Deze oneerbare verhoudingen geven veel ellende maar weinig verdriet. Natuurlijk neemt Roger het Esther kwalijk, maar hij wordt er niet echt door aangedaan. Hij beziet het met een klinische blik en het enige gevoel dat hij zichzelf toestaat is geheime woede, die hij uit door dubbelzinnige steken onder water in de richting van Dale om hem van zijn apropos te brengen tijdens hun debatten.
Updike is ook altijd nogal hard in zijn seksscènes. Die hardheid is niet zozeer een gevolg van de gedetailleerdheid van de beschrijvingen (zelfs de hardste pornolectuur kan toch een softe indruk nalaten), als wel van zijn voorbijgaan aan elke vorm van lieflijkheid of romantiek in de handelingen. Hij heeft een voorkeur voor de meer slijmerige en groezelige details. Zo merkt hij bijvoorbeeld op, als hij het heeft over de ouwe matras vol onbestemde vlekken waarop Dale en Esther hun ontuchtige liefde bedrijven, dat zo'n vieze ondergrond nu eenmaal sinds jaar en dag het lot van overspeligen uitmaakt. Straf voor de zonde dus. Updike slaagt er zelfs in (in een van de Rabbit-boeken) om de volstrekt eerbare seks tussen het reeds twintig jaar gehuwde echtpaar te beschrijven alsof ze met z'n tweeën een zware zonde aan het bedrijven zijn. Dat is heel knap, vooral omdat seksscènes toch altijd al zo lastig te schrijven zijn - ze glijden heel makkelijk af naar het gladde consumptieachtige.

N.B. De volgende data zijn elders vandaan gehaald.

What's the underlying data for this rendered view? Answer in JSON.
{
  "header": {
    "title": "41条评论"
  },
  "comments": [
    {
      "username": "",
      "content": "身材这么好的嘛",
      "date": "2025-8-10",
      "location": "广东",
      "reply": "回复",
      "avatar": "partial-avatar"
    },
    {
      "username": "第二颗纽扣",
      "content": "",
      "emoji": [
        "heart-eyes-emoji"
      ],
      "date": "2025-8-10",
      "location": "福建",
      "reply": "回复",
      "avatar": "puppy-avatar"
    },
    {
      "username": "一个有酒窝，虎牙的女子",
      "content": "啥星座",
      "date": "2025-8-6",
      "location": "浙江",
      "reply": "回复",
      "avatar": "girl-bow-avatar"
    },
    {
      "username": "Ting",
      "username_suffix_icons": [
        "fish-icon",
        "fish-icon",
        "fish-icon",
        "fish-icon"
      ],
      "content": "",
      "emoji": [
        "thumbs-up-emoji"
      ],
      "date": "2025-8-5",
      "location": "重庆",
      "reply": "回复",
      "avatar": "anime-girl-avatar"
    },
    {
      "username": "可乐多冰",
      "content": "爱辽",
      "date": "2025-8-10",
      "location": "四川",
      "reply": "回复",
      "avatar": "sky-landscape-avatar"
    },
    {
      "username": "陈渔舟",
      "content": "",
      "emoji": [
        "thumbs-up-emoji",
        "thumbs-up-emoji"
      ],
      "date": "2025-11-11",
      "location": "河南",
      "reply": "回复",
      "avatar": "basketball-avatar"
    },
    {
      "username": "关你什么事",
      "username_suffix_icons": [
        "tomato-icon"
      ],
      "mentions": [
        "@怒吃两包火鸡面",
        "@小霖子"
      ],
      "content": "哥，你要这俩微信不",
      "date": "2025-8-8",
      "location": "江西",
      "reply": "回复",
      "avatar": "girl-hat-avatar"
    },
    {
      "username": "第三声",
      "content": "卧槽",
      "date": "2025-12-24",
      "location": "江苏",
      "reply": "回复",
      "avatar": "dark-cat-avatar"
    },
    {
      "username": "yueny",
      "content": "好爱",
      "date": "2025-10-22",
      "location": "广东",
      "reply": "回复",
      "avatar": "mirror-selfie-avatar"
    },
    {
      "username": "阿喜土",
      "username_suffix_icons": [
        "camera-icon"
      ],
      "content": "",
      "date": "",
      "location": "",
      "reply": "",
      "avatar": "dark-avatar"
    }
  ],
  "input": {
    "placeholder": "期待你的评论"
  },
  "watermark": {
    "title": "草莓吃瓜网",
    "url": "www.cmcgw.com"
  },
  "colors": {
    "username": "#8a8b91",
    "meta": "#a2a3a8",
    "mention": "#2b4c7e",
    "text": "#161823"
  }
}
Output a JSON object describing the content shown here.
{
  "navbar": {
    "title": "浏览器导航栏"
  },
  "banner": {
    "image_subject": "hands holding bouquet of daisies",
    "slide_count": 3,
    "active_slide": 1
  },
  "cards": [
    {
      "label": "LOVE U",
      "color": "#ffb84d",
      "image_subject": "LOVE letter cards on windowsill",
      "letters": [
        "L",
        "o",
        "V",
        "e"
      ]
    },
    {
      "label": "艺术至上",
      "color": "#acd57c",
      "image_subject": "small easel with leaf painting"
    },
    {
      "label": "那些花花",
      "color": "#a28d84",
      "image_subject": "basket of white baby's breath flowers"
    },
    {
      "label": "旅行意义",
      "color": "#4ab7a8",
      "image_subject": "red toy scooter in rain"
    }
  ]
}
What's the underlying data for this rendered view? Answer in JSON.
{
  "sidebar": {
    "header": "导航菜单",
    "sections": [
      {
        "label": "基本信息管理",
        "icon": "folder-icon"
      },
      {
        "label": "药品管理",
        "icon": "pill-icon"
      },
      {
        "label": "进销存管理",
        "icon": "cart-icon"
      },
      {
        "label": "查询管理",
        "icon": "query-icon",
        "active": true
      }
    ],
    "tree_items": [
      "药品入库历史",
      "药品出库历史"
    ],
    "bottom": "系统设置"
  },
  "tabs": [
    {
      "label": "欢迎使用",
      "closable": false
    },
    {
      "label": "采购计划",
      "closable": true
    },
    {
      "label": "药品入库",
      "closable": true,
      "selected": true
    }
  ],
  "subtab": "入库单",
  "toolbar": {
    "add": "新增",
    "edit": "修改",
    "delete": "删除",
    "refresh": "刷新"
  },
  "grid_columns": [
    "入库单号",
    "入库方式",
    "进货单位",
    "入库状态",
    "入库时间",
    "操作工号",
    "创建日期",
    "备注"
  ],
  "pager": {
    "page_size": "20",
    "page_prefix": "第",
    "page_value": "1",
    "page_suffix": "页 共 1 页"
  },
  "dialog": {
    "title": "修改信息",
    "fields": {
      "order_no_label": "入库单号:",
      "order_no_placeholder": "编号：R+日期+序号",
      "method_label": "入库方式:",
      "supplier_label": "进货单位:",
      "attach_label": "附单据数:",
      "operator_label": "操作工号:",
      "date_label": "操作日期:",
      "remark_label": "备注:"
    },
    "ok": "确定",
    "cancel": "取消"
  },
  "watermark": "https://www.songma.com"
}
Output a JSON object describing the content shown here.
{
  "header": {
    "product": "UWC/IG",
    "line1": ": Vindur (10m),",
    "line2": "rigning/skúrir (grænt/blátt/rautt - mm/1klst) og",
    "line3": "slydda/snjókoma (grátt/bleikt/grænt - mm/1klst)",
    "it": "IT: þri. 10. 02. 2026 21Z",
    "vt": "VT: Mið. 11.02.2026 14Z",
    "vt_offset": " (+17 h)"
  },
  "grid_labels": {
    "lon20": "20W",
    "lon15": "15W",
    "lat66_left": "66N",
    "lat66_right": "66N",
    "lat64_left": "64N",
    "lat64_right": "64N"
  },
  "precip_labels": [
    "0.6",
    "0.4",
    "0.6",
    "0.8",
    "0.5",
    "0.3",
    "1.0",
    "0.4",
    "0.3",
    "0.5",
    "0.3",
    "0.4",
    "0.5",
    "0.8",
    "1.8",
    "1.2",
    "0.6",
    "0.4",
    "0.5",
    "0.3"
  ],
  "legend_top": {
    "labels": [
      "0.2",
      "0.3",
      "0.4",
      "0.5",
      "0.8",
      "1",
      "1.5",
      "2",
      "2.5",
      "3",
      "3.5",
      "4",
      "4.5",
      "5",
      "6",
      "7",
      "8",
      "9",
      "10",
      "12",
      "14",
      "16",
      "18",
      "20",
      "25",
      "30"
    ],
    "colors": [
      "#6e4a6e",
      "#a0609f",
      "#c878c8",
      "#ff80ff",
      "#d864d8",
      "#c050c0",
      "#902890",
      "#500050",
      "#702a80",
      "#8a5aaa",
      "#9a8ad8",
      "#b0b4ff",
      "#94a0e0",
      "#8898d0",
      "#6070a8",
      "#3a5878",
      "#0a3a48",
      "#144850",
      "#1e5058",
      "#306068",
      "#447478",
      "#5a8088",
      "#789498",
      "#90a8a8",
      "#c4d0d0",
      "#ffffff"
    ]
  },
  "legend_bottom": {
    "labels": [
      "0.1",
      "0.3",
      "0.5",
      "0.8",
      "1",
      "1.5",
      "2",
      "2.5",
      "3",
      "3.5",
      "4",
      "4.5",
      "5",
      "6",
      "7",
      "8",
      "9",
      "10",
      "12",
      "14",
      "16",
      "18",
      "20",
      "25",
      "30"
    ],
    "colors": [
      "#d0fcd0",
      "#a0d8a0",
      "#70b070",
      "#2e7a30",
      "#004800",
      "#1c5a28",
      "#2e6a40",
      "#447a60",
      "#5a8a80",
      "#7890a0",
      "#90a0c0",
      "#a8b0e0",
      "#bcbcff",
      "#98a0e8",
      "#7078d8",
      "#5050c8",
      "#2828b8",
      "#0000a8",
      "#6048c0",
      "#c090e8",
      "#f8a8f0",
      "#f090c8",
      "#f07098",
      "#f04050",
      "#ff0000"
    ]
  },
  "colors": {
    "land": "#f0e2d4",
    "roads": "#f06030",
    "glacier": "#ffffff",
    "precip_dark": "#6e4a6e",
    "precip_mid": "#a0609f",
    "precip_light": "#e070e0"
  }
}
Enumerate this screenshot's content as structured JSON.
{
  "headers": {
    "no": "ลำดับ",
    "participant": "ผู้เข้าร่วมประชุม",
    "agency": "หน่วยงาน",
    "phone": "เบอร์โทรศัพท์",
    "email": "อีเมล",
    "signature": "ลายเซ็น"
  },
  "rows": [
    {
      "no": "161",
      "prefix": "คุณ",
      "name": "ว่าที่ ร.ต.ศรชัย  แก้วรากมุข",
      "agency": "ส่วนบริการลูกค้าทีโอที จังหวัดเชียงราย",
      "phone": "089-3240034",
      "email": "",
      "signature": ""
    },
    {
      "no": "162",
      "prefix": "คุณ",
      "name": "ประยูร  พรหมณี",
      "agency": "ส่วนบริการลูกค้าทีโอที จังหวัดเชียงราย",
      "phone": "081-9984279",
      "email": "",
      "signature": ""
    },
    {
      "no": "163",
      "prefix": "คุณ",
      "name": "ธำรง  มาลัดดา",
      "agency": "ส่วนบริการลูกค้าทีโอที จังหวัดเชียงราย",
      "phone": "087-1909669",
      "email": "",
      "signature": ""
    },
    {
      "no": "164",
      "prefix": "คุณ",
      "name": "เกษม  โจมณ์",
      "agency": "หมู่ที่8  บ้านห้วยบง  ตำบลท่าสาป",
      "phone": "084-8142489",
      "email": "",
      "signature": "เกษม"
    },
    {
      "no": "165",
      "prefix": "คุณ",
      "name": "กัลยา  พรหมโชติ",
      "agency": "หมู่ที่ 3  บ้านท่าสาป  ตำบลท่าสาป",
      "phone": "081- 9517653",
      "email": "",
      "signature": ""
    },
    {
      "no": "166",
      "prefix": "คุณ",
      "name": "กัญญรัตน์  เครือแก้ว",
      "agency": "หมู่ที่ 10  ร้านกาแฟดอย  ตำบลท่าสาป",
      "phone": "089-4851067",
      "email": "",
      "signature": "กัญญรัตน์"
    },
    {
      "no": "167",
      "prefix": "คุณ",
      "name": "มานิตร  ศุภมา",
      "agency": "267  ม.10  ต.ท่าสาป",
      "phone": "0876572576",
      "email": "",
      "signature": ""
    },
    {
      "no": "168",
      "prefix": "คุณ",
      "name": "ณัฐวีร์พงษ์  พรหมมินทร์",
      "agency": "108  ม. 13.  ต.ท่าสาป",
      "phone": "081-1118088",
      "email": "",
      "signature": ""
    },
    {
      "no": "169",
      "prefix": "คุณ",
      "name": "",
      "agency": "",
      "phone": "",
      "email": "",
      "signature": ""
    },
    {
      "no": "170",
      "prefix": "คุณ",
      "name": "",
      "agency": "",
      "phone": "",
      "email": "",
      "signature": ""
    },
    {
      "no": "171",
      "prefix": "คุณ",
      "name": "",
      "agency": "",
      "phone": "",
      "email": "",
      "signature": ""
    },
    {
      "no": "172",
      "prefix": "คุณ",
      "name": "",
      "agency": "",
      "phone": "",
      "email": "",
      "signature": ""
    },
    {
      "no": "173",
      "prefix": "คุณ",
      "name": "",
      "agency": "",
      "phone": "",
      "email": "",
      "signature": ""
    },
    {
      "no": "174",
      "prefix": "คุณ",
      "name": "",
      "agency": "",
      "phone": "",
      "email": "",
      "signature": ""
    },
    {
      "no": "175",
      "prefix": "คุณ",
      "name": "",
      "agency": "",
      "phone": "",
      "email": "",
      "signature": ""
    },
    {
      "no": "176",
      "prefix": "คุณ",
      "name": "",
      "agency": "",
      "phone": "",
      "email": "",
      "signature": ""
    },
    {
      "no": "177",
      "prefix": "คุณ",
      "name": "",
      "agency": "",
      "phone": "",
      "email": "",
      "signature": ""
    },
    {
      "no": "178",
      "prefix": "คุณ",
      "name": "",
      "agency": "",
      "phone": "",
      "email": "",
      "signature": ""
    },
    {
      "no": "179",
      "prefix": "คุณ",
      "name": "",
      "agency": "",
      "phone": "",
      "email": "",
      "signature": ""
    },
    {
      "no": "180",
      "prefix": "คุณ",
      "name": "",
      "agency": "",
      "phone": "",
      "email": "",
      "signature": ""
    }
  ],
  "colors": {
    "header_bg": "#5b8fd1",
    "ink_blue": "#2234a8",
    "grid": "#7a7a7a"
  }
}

Roger vindt troost in de lectuur van theologie (zelfs in slechte theologie) alsook in die van pornografie, omdat beide disciplines verborgen holtes aftasten naar het wezen van het bestaan en stenen optillen, waaronder zich gewriemel bevindt. En wat brengen ze respectievelijk voort? Kathedralen en kinderen, toch niet de minste verworvenheden! Tertullianus heeft behartenswaardige dingen over seks en God te zeggen: is het belachelijk om te bedenken dat Jezus met vrouwen heeft verkeerd? Even absurd, smakeloos en schaamtevol als het feit dat Jezus geboren en gestorven is. Maar omdat het onmogelijk is, is het zeker (Certum est, quia impossibile est, een tamelijk briljante paradox.)
Dit relativeert het zondebesef van Roger over ontrouw en seks. Het blijft slecht, maar je hoeft je er niet voor te schamen. Cleane slechtheid. De morele opgang van Roger loopt intussen parallel aan de spirituele neergang van Dale die langzaam verdrinkt in de holistische getallenbrij van zijn oersoep op de computer. Even flitst er een gezicht op zijn beeldscherm langs, even later gevolgd door een hand (zonder stigma), maar in de print die hij laat uitdraaien is alles vervaagd. ‘Nul is ook informatie,’ mompelt hij om de moed erin te houden, maar God heeft hem in de steek gelaten, zoals wel eens vaker is gebeurd in de wereldgeschiedenis.